Facebook's policy consultant Mozelle Thompson today acknowledged the Australian Federal Police's (AFP) call for a local law enforcement contact as a "formal request".
But at a meeting of the parliamentary Joint Select Committee on Cyber-Safety in Melbourne today, Thompson said he was unaware that the AFP had put forth a "formal request".
Facebook already had a Californian law enforcement unit that was operational on a 24/7 basis and staffed by ex-FBI agents, he said, adding that one member of the unit was dedicated solely to Australian issues.
Thompson took the request on formally, noting that the company had already been considering "whether it would be helpful to have someone here".
He suggested that a local point of presence could introduce inefficiencies in communications between Australian police and Facebook's Californian headquarters.

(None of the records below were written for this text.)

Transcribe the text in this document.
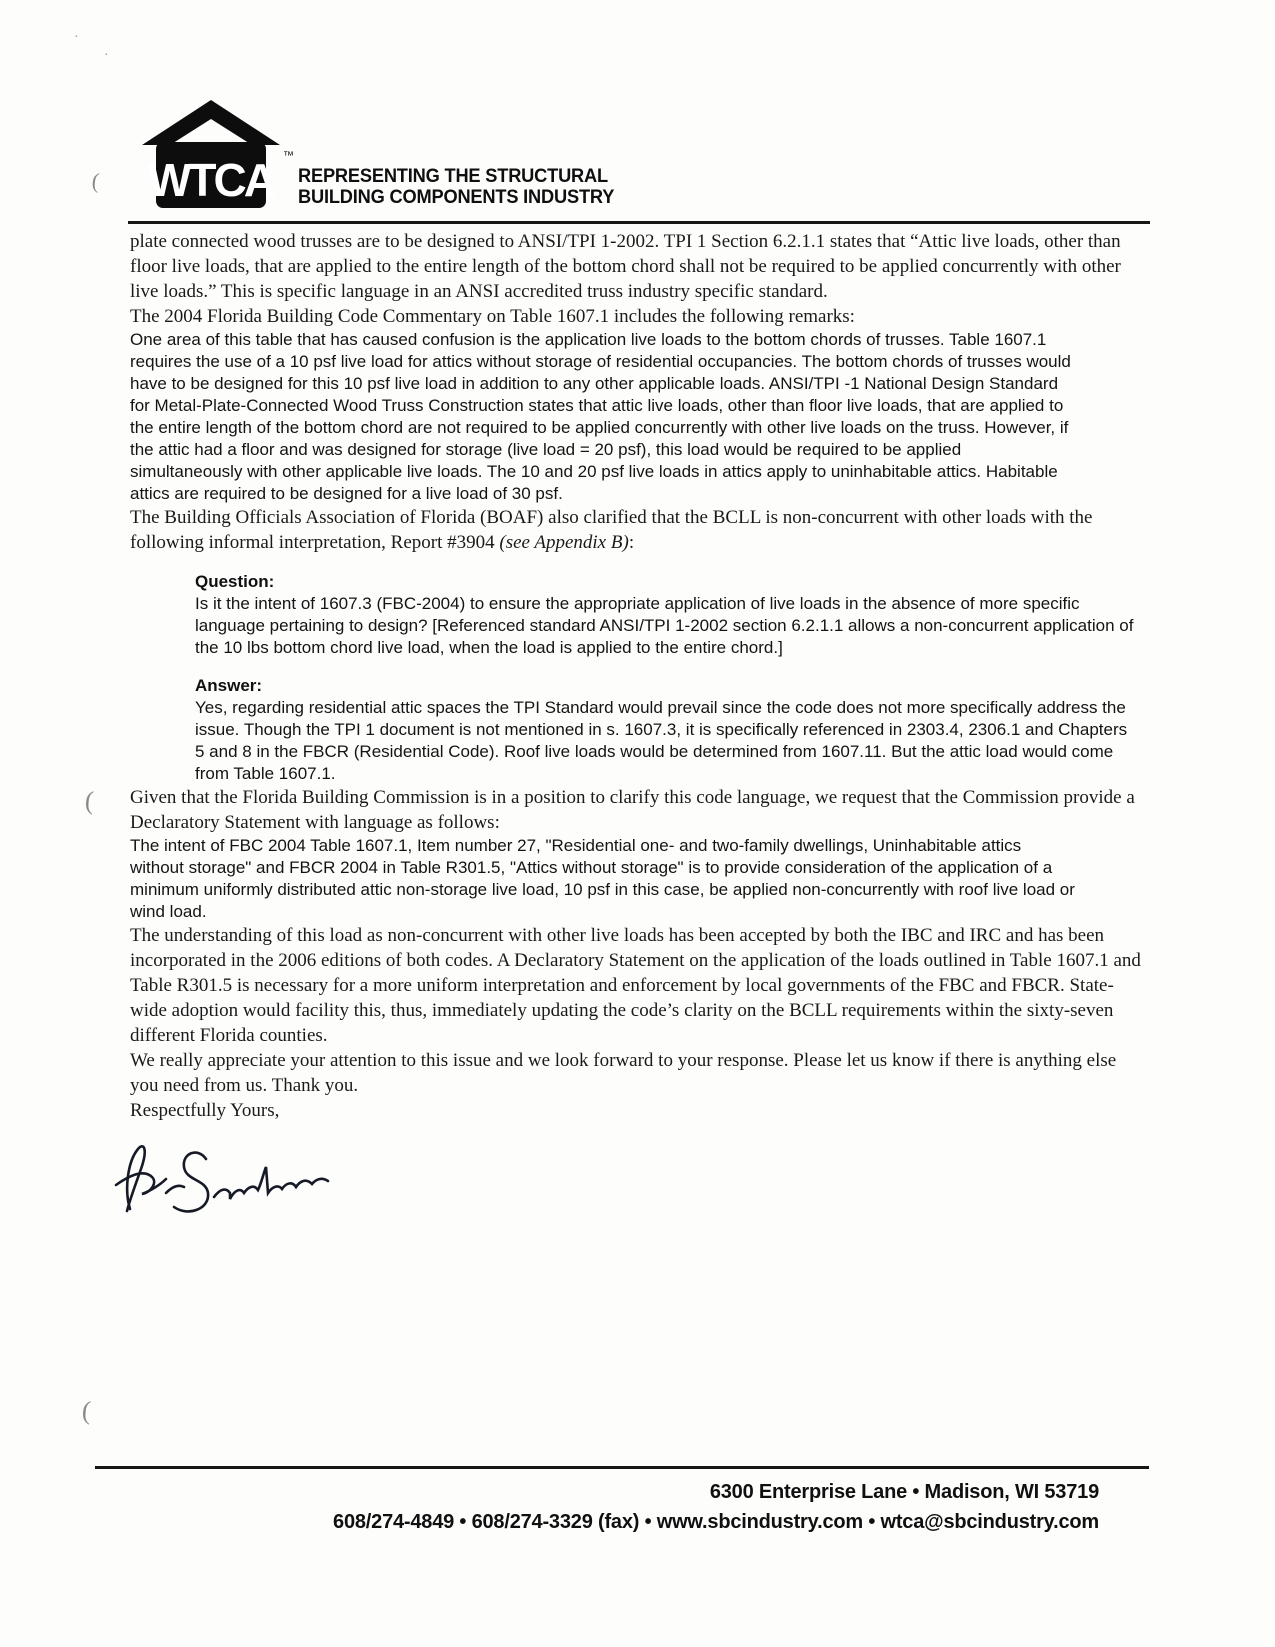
WTCA ™
REPRESENTING THE STRUCTURAL
BUILDING COMPONENTS INDUSTRY

plate connected wood trusses are to be designed to ANSI/TPI 1-2002. TPI 1 Section 6.2.1.1 states that “Attic live loads, other than floor live loads, that are applied to the entire length of the bottom chord shall not be required to be applied concurrently with other live loads.” This is specific language in an ANSI accredited truss industry specific standard.

The 2004 Florida Building Code Commentary on Table 1607.1 includes the following remarks:

One area of this table that has caused confusion is the application live loads to the bottom chords of trusses. Table 1607.1 requires the use of a 10 psf live load for attics without storage of residential occupancies. The bottom chords of trusses would have to be designed for this 10 psf live load in addition to any other applicable loads. ANSI/TPI -1 National Design Standard for Metal-Plate-Connected Wood Truss Construction states that attic live loads, other than floor live loads, that are applied to the entire length of the bottom chord are not required to be applied concurrently with other live loads on the truss. However, if the attic had a floor and was designed for storage (live load = 20 psf), this load would be required to be applied simultaneously with other applicable live loads. The 10 and 20 psf live loads in attics apply to uninhabitable attics. Habitable attics are required to be designed for a live load of 30 psf.

The Building Officials Association of Florida (BOAF) also clarified that the BCLL is non-concurrent with other loads with the following informal interpretation, Report #3904 (see Appendix B):

Question:

Is it the intent of 1607.3 (FBC-2004) to ensure the appropriate application of live loads in the absence of more specific language pertaining to design? [Referenced standard ANSI/TPI 1-2002 section 6.2.1.1 allows a non-concurrent application of the 10 lbs bottom chord live load, when the load is applied to the entire chord.]

Answer:

Yes, regarding residential attic spaces the TPI Standard would prevail since the code does not more specifically address the issue. Though the TPI 1 document is not mentioned in s. 1607.3, it is specifically referenced in 2303.4, 2306.1 and Chapters 5 and 8 in the FBCR (Residential Code). Roof live loads would be determined from 1607.11. But the attic load would come from Table 1607.1.

Given that the Florida Building Commission is in a position to clarify this code language, we request that the Commission provide a Declaratory Statement with language as follows:

The intent of FBC 2004 Table 1607.1, Item number 27, "Residential one- and two-family dwellings, Uninhabitable attics without storage" and FBCR 2004 in Table R301.5, "Attics without storage" is to provide consideration of the application of a minimum uniformly distributed attic non-storage live load, 10 psf in this case, be applied non-concurrently with roof live load or wind load.

The understanding of this load as non-concurrent with other live loads has been accepted by both the IBC and IRC and has been incorporated in the 2006 editions of both codes. A Declaratory Statement on the application of the loads outlined in Table 1607.1 and Table R301.5 is necessary for a more uniform interpretation and enforcement by local governments of the FBC and FBCR. State-wide adoption would facility this, thus, immediately updating the code’s clarity on the BCLL requirements within the sixty-seven different Florida counties.

We really appreciate your attention to this issue and we look forward to your response. Please let us know if there is anything else you need from us. Thank you.

Respectfully Yours,

6300 Enterprise Lane • Madison, WI 53719
608/274-4849 • 608/274-3329 (fax) • www.sbcindustry.com • wtca@sbcindustry.com
(
(
(
·
·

"We want to maintain clear and streamlined communications between the company and law enforcement agencies," he said. "We wouldn't want to delay communications."
AFP Superintendent Brad Shallies said a local point of contact should be immediately accessible to the AFP and other state and territory agencies.
"It's beyond dispute that Facebook's responsiveness has been excellent," Challis said, highlighting its role in the recent investigation of NSW teenager Nona Belomesoff's murder.
"We believe a dedicated point of contact within Australia would be of benefit to law enforcement," he said.
Committee Deputy Chair and Liberal MP Alex Hawke asked why the agency was asking for a point of contact at Facebook in particular, and not at other social networking sites and telecommunications service providers.
"It's not just about Facebook, but the statistics speak for themselves," Challis said, referring to Thompson's earlier claim that half of Australia's internet users had Facebook accounts.
Challis took a question on notice from Internet Industry Association (IIA) chief Peter Coroneos, who asked whether existing police protocols were insufficient in Facebook-related investigations.
Both Facebook's Thompson and IIA's Coroneos urged the Committee to consider "empowering", rather than regulating, internet users to curb cyberbullying.
"[The industry should] talk about positive reinforcement ... empowering people to share positive stories and denounce and report bad behaviour," Thompson said.